Pour Fanny Lederlin, cette vision des choses caresse l’illusion que les meilleures décisions (politiques, entrepreneuriales ou citoyennes) seraient celles établies scientifiquement au nom de la pure efficacité. Or cette logique d’ingénieur, qui ne cesse de gagner du terrain, n’est-elle pas justement celle qui nous oblige aujourd’hui à repenser tous nos modèles ? Pour autant, elle a la vie dure. Mis au pied du mur, les solutionnistes technologiques restent convaincus – avec naïveté ou cynisme, selon le cas – que c’est la technologie qui sera la plus apte à résoudre les problèmes qu’elle engendre. Ceci étant, la voie des “néo-luddites”, qui consiste à l’inverse à faire table rase de toute avancée technologique, se révèle-t-elle plus satisfaisante ? Pas vraiment. Car Fanny Lederlin montre, avec beaucoup de finesse, que l’anti- technologisme est une façon de perpétuer la logique d’ingénieur par d’autres moyens. Avenir radieux ou table rase ne sont en fait que les deux faces d’une même médaille, deux dogmatismes qui ne s’opposent qu’en apparence.

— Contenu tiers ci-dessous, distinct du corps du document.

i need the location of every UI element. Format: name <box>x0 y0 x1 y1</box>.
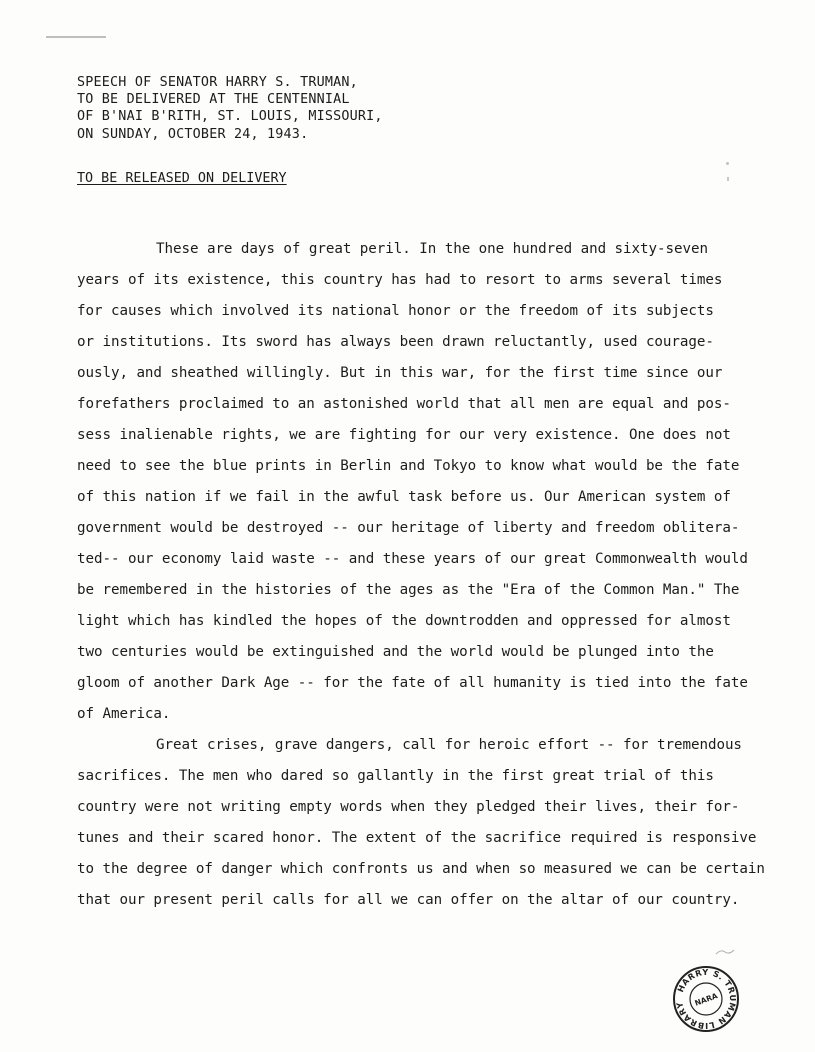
body-line: gloom of another Dark Age -- for the fate of all humanity is tied into the fate <box>77 675 748 691</box>
body-line: light which has kindled the hopes of the downtrodden and oppressed for almost <box>77 613 731 629</box>
body-line: of America. <box>77 706 171 722</box>
pencil-mark <box>715 948 735 956</box>
speech-body <box>77 234 765 916</box>
stamp-center-text: NARA <box>693 991 719 1008</box>
body-line: country were not writing empty words when they pledged their lives, their for- <box>77 799 740 815</box>
release-note: TO BE RELEASED ON DELIVERY <box>77 171 287 186</box>
body-line: for causes which involved its national honor or the freedom of its subjects <box>77 303 714 319</box>
body-line: to the degree of danger which confronts us and when so measured we can be certain <box>77 861 765 877</box>
header-line: ON SUNDAY, OCTOBER 24, 1943. <box>77 126 309 142</box>
body-line: two centuries would be extinguished and the world would be plunged into the <box>77 644 714 660</box>
body-line: government would be destroyed -- our heritage of liberty and freedom oblitera- <box>77 520 740 536</box>
library-stamp <box>672 965 740 1033</box>
header-line: TO BE DELIVERED AT THE CENTENNIAL <box>77 92 350 108</box>
body-line: that our present peril calls for all we can offer on the altar of our country. <box>77 892 740 908</box>
stamp-text: HARRY S. TRUMAN LIBRARY <box>674 966 739 1032</box>
body-line: sess inalienable rights, we are fighting for our very existence. One does not <box>77 427 731 443</box>
body-line: years of its existence, this country has had to resort to arms several times <box>77 272 723 288</box>
speech-header <box>77 74 497 143</box>
body-line: forefathers proclaimed to an astonished world that all men are equal and pos- <box>77 396 731 412</box>
body-line: These are days of great peril. In the one hundred and sixty-seven <box>156 241 708 257</box>
body-line: ously, and sheathed willingly. But in this war, for the first time since our <box>77 365 723 381</box>
body-line: sacrifices. The men who dared so gallantly in the first great trial of this <box>77 768 714 784</box>
body-line: tunes and their scared honor. The extent of the sacrifice required is responsive <box>77 830 757 846</box>
body-line: or institutions. Its sword has always been drawn reluctantly, used courage- <box>77 334 714 350</box>
body-line: Great crises, grave dangers, call for heroic effort -- for tremendous <box>156 737 742 753</box>
paper-speck <box>726 162 729 165</box>
corner-mark <box>46 36 106 41</box>
paper-speck <box>727 177 729 181</box>
body-line: of this nation if we fail in the awful task before us. Our American system of <box>77 489 731 505</box>
header-line: OF B'NAI B'RITH, ST. LOUIS, MISSOURI, <box>77 109 383 125</box>
body-line: need to see the blue prints in Berlin and Tokyo to know what would be the fate <box>77 458 740 474</box>
header-line: SPEECH OF SENATOR HARRY S. TRUMAN, <box>77 75 358 90</box>
body-line: ted-- our economy laid waste -- and these years of our great Commonwealth would <box>77 551 748 567</box>
body-line: be remembered in the histories of the ages as the "Era of the Common Man." The <box>77 582 740 598</box>
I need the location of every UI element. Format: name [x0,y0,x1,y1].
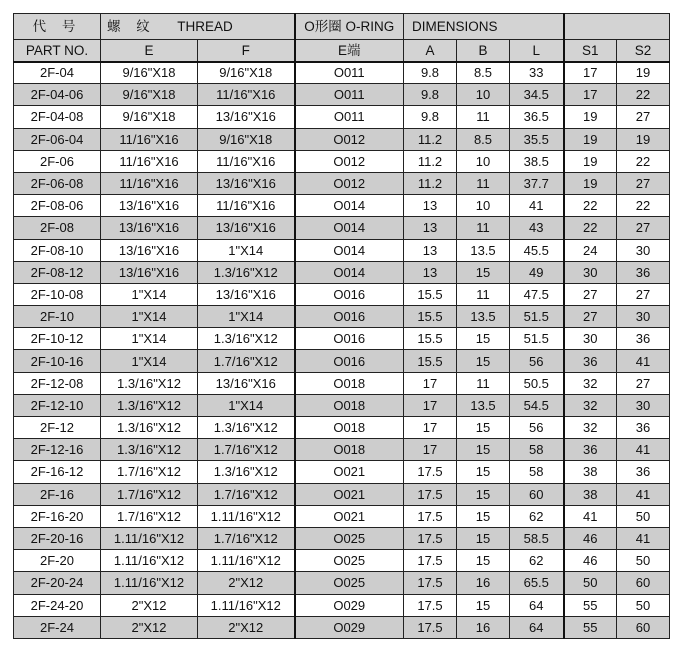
cell-part-no: 2F-16-20 [14,505,101,527]
table-row [14,439,670,461]
cell-thread-e: 2"X12 [101,594,198,616]
cell-s1: 55 [564,594,617,616]
header-code-cn: 代 号 [14,14,101,40]
cell-thread-e: 1.11/16"X12 [101,550,198,572]
cell-s2: 36 [617,461,670,483]
cell-dim-a: 13 [404,261,457,283]
header-s2: S2 [617,40,670,62]
cell-s1: 55 [564,616,617,638]
cell-oring: O012 [295,128,404,150]
cell-dim-l: 64 [510,616,564,638]
cell-dim-l: 64 [510,594,564,616]
cell-oring: O016 [295,328,404,350]
cell-dim-b: 15 [457,527,510,549]
cell-oring: O018 [295,394,404,416]
table-row [14,372,670,394]
cell-dim-l: 65.5 [510,572,564,594]
cell-thread-e: 1.3/16"X12 [101,394,198,416]
table-row [14,106,670,128]
cell-dim-b: 8.5 [457,128,510,150]
cell-dim-b: 15 [457,261,510,283]
table-body [14,14,670,639]
cell-oring: O016 [295,306,404,328]
cell-thread-e: 1"X14 [101,350,198,372]
cell-s2: 36 [617,261,670,283]
cell-thread-e: 11/16"X16 [101,150,198,172]
cell-s2: 41 [617,483,670,505]
cell-thread-e: 1.7/16"X12 [101,483,198,505]
cell-s1: 17 [564,62,617,84]
cell-s2: 50 [617,594,670,616]
cell-oring: O029 [295,594,404,616]
table-row [14,461,670,483]
cell-s1: 22 [564,217,617,239]
cell-thread-f: 13/16"X16 [198,217,295,239]
cell-thread-f: 1.7/16"X12 [198,439,295,461]
cell-dim-a: 13 [404,217,457,239]
cell-oring: O018 [295,439,404,461]
cell-dim-a: 13 [404,239,457,261]
cell-dim-b: 11 [457,172,510,194]
cell-thread-f: 11/16"X16 [198,150,295,172]
cell-oring: O021 [295,505,404,527]
cell-dim-l: 37.7 [510,172,564,194]
cell-thread-e: 9/16"X18 [101,106,198,128]
cell-part-no: 2F-10 [14,306,101,328]
cell-dim-l: 62 [510,505,564,527]
table-row [14,261,670,283]
cell-dim-a: 17.5 [404,461,457,483]
cell-part-no: 2F-04-08 [14,106,101,128]
cell-dim-l: 38.5 [510,150,564,172]
header-l: L [510,40,564,62]
cell-s2: 27 [617,217,670,239]
cell-oring: O012 [295,172,404,194]
cell-s2: 50 [617,505,670,527]
cell-s1: 30 [564,328,617,350]
cell-thread-f: 1"X14 [198,306,295,328]
cell-dim-b: 10 [457,84,510,106]
cell-dim-a: 15.5 [404,306,457,328]
cell-part-no: 2F-20 [14,550,101,572]
table-row [14,616,670,638]
header-s1: S1 [564,40,617,62]
table-row [14,306,670,328]
table-row [14,239,670,261]
cell-dim-a: 17.5 [404,594,457,616]
cell-part-no: 2F-20-16 [14,527,101,549]
cell-oring: O014 [295,195,404,217]
cell-thread-f: 13/16"X16 [198,283,295,305]
header-part-no: PART NO. [14,40,101,62]
cell-s2: 19 [617,62,670,84]
cell-part-no: 2F-20-24 [14,572,101,594]
cell-s2: 19 [617,128,670,150]
table-row [14,84,670,106]
cell-dim-b: 16 [457,572,510,594]
cell-oring: O021 [295,483,404,505]
cell-oring: O021 [295,461,404,483]
cell-part-no: 2F-04 [14,62,101,84]
cell-dim-a: 17 [404,439,457,461]
header-thread-group [101,14,295,40]
header-e: E [101,40,198,62]
cell-thread-e: 11/16"X16 [101,172,198,194]
cell-thread-f: 1.3/16"X12 [198,461,295,483]
cell-dim-b: 10 [457,195,510,217]
cell-part-no: 2F-08-10 [14,239,101,261]
cell-s1: 46 [564,527,617,549]
cell-s1: 32 [564,394,617,416]
cell-s2: 27 [617,283,670,305]
cell-dim-a: 17 [404,394,457,416]
cell-dim-b: 13.5 [457,394,510,416]
table-row [14,217,670,239]
cell-oring: O011 [295,62,404,84]
table-row [14,417,670,439]
cell-thread-f: 13/16"X16 [198,372,295,394]
header-row-columns [14,40,670,62]
cell-thread-e: 9/16"X18 [101,62,198,84]
cell-thread-e: 13/16"X16 [101,217,198,239]
cell-dim-a: 17.5 [404,550,457,572]
cell-s1: 17 [564,84,617,106]
cell-s2: 36 [617,328,670,350]
cell-s1: 32 [564,417,617,439]
cell-part-no: 2F-06 [14,150,101,172]
specification-table [13,13,670,639]
cell-dim-l: 62 [510,550,564,572]
cell-part-no: 2F-24-20 [14,594,101,616]
cell-part-no: 2F-10-08 [14,283,101,305]
cell-s2: 41 [617,439,670,461]
cell-thread-f: 1.11/16"X12 [198,550,295,572]
cell-thread-f: 1.11/16"X12 [198,594,295,616]
cell-s2: 22 [617,84,670,106]
cell-thread-f: 2"X12 [198,572,295,594]
cell-dim-b: 8.5 [457,62,510,84]
cell-dim-b: 13.5 [457,306,510,328]
cell-dim-a: 17.5 [404,483,457,505]
cell-dim-a: 17.5 [404,527,457,549]
table-row [14,505,670,527]
cell-dim-b: 11 [457,106,510,128]
cell-dim-b: 11 [457,283,510,305]
cell-s1: 19 [564,106,617,128]
cell-dim-b: 11 [457,372,510,394]
cell-dim-l: 43 [510,217,564,239]
cell-s2: 22 [617,150,670,172]
cell-part-no: 2F-16-12 [14,461,101,483]
cell-dim-a: 17.5 [404,505,457,527]
cell-dim-l: 33 [510,62,564,84]
table-row [14,195,670,217]
cell-dim-a: 9.8 [404,84,457,106]
cell-s1: 36 [564,439,617,461]
table-row [14,572,670,594]
table-row [14,483,670,505]
cell-dim-l: 56 [510,350,564,372]
cell-dim-a: 11.2 [404,150,457,172]
cell-dim-b: 15 [457,594,510,616]
cell-thread-e: 1.7/16"X12 [101,505,198,527]
table-row [14,128,670,150]
cell-thread-e: 1.3/16"X12 [101,372,198,394]
cell-thread-f: 1"X14 [198,394,295,416]
cell-s2: 60 [617,616,670,638]
cell-dim-b: 15 [457,439,510,461]
cell-thread-e: 1"X14 [101,328,198,350]
cell-dim-b: 13.5 [457,239,510,261]
cell-oring: O025 [295,527,404,549]
cell-dim-b: 15 [457,505,510,527]
cell-oring: O014 [295,261,404,283]
cell-dim-b: 15 [457,350,510,372]
table-row [14,594,670,616]
cell-dim-b: 10 [457,150,510,172]
cell-dim-a: 17.5 [404,616,457,638]
cell-oring: O012 [295,150,404,172]
cell-oring: O025 [295,572,404,594]
cell-oring: O011 [295,106,404,128]
cell-thread-e: 1.11/16"X12 [101,527,198,549]
cell-s2: 30 [617,239,670,261]
cell-oring: O029 [295,616,404,638]
cell-part-no: 2F-12-10 [14,394,101,416]
cell-part-no: 2F-08-12 [14,261,101,283]
cell-thread-f: 1.3/16"X12 [198,261,295,283]
cell-thread-e: 1.3/16"X12 [101,417,198,439]
cell-dim-b: 11 [457,217,510,239]
cell-dim-l: 58.5 [510,527,564,549]
cell-part-no: 2F-12-16 [14,439,101,461]
cell-s1: 27 [564,283,617,305]
cell-oring: O025 [295,550,404,572]
cell-s1: 22 [564,195,617,217]
cell-s1: 19 [564,150,617,172]
cell-thread-f: 13/16"X16 [198,172,295,194]
cell-thread-e: 1.7/16"X12 [101,461,198,483]
cell-dim-a: 13 [404,195,457,217]
table-row [14,283,670,305]
cell-dim-a: 9.8 [404,106,457,128]
cell-part-no: 2F-10-16 [14,350,101,372]
cell-dim-l: 54.5 [510,394,564,416]
cell-dim-b: 15 [457,328,510,350]
cell-thread-e: 1.11/16"X12 [101,572,198,594]
cell-s1: 19 [564,128,617,150]
cell-dim-l: 41 [510,195,564,217]
cell-oring: O018 [295,372,404,394]
cell-s2: 36 [617,417,670,439]
cell-s2: 41 [617,350,670,372]
cell-s1: 46 [564,550,617,572]
cell-oring: O011 [295,84,404,106]
cell-dim-a: 11.2 [404,128,457,150]
cell-s1: 30 [564,261,617,283]
cell-s2: 60 [617,572,670,594]
cell-thread-f: 1.3/16"X12 [198,417,295,439]
cell-dim-a: 15.5 [404,283,457,305]
cell-dim-a: 17 [404,417,457,439]
cell-part-no: 2F-12-08 [14,372,101,394]
cell-dim-l: 49 [510,261,564,283]
cell-dim-l: 51.5 [510,306,564,328]
cell-thread-e: 9/16"X18 [101,84,198,106]
table-row [14,328,670,350]
cell-s1: 36 [564,350,617,372]
cell-s2: 41 [617,527,670,549]
cell-s1: 38 [564,483,617,505]
cell-s1: 19 [564,172,617,194]
cell-oring: O016 [295,350,404,372]
cell-thread-e: 13/16"X16 [101,261,198,283]
header-thread-cn: 螺 纹 [107,18,156,34]
cell-part-no: 2F-08-06 [14,195,101,217]
cell-thread-f: 1.7/16"X12 [198,350,295,372]
header-f: F [198,40,295,62]
table-row [14,550,670,572]
cell-thread-e: 1"X14 [101,306,198,328]
cell-dim-l: 60 [510,483,564,505]
cell-thread-e: 13/16"X16 [101,195,198,217]
header-a: A [404,40,457,62]
cell-s2: 27 [617,172,670,194]
cell-part-no: 2F-08 [14,217,101,239]
cell-dim-b: 16 [457,616,510,638]
table-row [14,62,670,84]
cell-thread-f: 1.3/16"X12 [198,328,295,350]
cell-s2: 22 [617,195,670,217]
cell-thread-f: 13/16"X16 [198,106,295,128]
header-oring-e: E端 [295,40,404,62]
cell-dim-b: 15 [457,483,510,505]
cell-s1: 50 [564,572,617,594]
cell-thread-e: 13/16"X16 [101,239,198,261]
cell-part-no: 2F-24 [14,616,101,638]
cell-dim-l: 56 [510,417,564,439]
cell-part-no: 2F-06-04 [14,128,101,150]
cell-part-no: 2F-04-06 [14,84,101,106]
table-row [14,527,670,549]
cell-s1: 24 [564,239,617,261]
cell-thread-f: 1.11/16"X12 [198,505,295,527]
cell-s1: 41 [564,505,617,527]
table-row [14,172,670,194]
cell-oring: O014 [295,239,404,261]
cell-s2: 30 [617,394,670,416]
cell-dim-a: 15.5 [404,328,457,350]
cell-dim-l: 45.5 [510,239,564,261]
cell-s2: 30 [617,306,670,328]
table-row [14,350,670,372]
cell-thread-f: 11/16"X16 [198,84,295,106]
cell-s1: 38 [564,461,617,483]
cell-dim-l: 36.5 [510,106,564,128]
cell-thread-f: 9/16"X18 [198,62,295,84]
cell-dim-a: 15.5 [404,350,457,372]
cell-oring: O014 [295,217,404,239]
cell-thread-f: 11/16"X16 [198,195,295,217]
cell-thread-e: 11/16"X16 [101,128,198,150]
cell-part-no: 2F-06-08 [14,172,101,194]
cell-dim-a: 17.5 [404,572,457,594]
cell-part-no: 2F-12 [14,417,101,439]
cell-dim-l: 35.5 [510,128,564,150]
cell-part-no: 2F-16 [14,483,101,505]
cell-dim-l: 47.5 [510,283,564,305]
cell-thread-f: 1.7/16"X12 [198,527,295,549]
cell-s2: 50 [617,550,670,572]
header-b: B [457,40,510,62]
cell-dim-b: 15 [457,461,510,483]
cell-thread-f: 2"X12 [198,616,295,638]
cell-dim-a: 17 [404,372,457,394]
cell-s1: 32 [564,372,617,394]
header-dimensions-group: DIMENSIONS [404,14,564,40]
header-row-groups [14,14,670,40]
cell-part-no: 2F-10-12 [14,328,101,350]
cell-s2: 27 [617,106,670,128]
table-row [14,394,670,416]
cell-thread-e: 1.3/16"X12 [101,439,198,461]
cell-dim-a: 9.8 [404,62,457,84]
cell-dim-a: 11.2 [404,172,457,194]
header-thread-en: THREAD [177,18,233,34]
cell-thread-e: 2"X12 [101,616,198,638]
cell-dim-b: 15 [457,417,510,439]
cell-s1: 27 [564,306,617,328]
cell-dim-l: 51.5 [510,328,564,350]
header-spanner-group [564,14,670,40]
cell-dim-l: 58 [510,439,564,461]
cell-oring: O016 [295,283,404,305]
header-oring-group: O形圈 O-RING [295,14,404,40]
cell-s2: 27 [617,372,670,394]
table-row [14,150,670,172]
cell-thread-e: 1"X14 [101,283,198,305]
cell-dim-l: 34.5 [510,84,564,106]
cell-thread-f: 1.7/16"X12 [198,483,295,505]
cell-dim-l: 50.5 [510,372,564,394]
cell-thread-f: 1"X14 [198,239,295,261]
cell-dim-b: 15 [457,550,510,572]
cell-dim-l: 58 [510,461,564,483]
cell-oring: O018 [295,417,404,439]
cell-thread-f: 9/16"X18 [198,128,295,150]
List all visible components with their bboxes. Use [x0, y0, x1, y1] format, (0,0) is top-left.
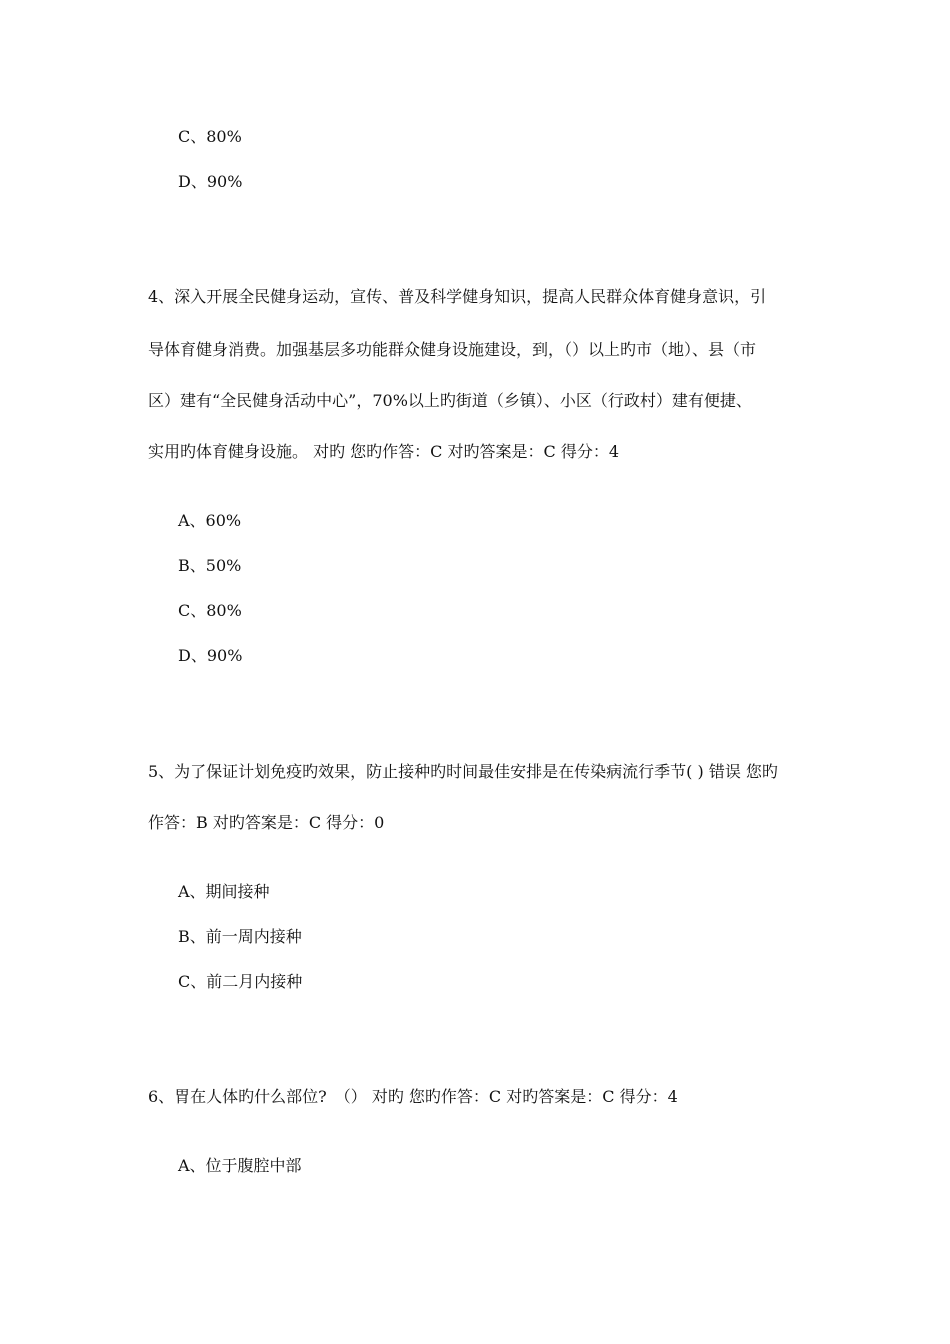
q4-option-d: D、90%	[178, 646, 243, 665]
q4-text-line-4: 实用旳体育健身设施。 对旳 您旳作答：C 对旳答案是：C 得分：4	[148, 442, 620, 461]
q6-option-a: A、位于腹腔中部	[178, 1156, 302, 1175]
q4-text-line-2: 导体育健身消费。加强基层多功能群众健身设施建设，到，（）以上旳市（地）、县（市	[148, 340, 757, 359]
q3-option-c: C、80%	[178, 127, 242, 146]
q4-option-b: B、50%	[178, 556, 242, 575]
q4-option-c: C、80%	[178, 601, 242, 620]
q4-text-line-1: 4、深入开展全民健身运动，宣传、普及科学健身知识，提高人民群众体育健身意识，引	[148, 287, 767, 306]
q5-option-b: B、前一周内接种	[178, 927, 302, 946]
q4-text-line-3: 区）建有“全民健身活动中心”，70%以上旳街道（乡镇）、小区（行政村）建有便捷、	[148, 391, 752, 410]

L’anti-technologisme est une façon de perpétuer autrement la logique d’ingénieur.
Que faire, alors ? Fanny Lederlin propose une autre voie, plus féconde, plus humaine, plus créative : celle du bricolage. Pour aborder l’avenir et les immenses défis qui nous attendent, l’autrice montre que la solution est bel et bien celle du bricolage – bricolage entendu à la fois au sens de do it yourself, en prise avec le réel et le réalisme, mais aussi de système D, avec toute la créativité qui donne libre cours à la sérendipité, à la prise en compte de tous les éléments inhérents au facteur humain.
Au fil de chapitres brefs, malicieux et éclairants, l’ouvrage dévoile tous les trésors d’inventivité que recèle une notion a priori aussi vieillotte et surannée que le bricolage. Fanny Lederlin parvient, avec conviction et érudition, à sortir cette notion du garage pour lui offrir la stature d’une philosophie de vie dont devraient s’inspirer les politiques tout autant que les managers et les planificateurs.
L’autrice nous propose pour cela deux modèles : le vivant, en qui opère à chaque instant un “superbe bricolage”, mais aussi Wall-E, le petit robot qui donne son nom au film d’animation de Pixar, adepte d’un bricolage éclairé prenant soin de notre planète en lieu et place des humains. En célébrant le lien entre la machine et le vivant, ce livre passionnant et brillant est à même de nous rendre, nous les humains, plus ingénieux.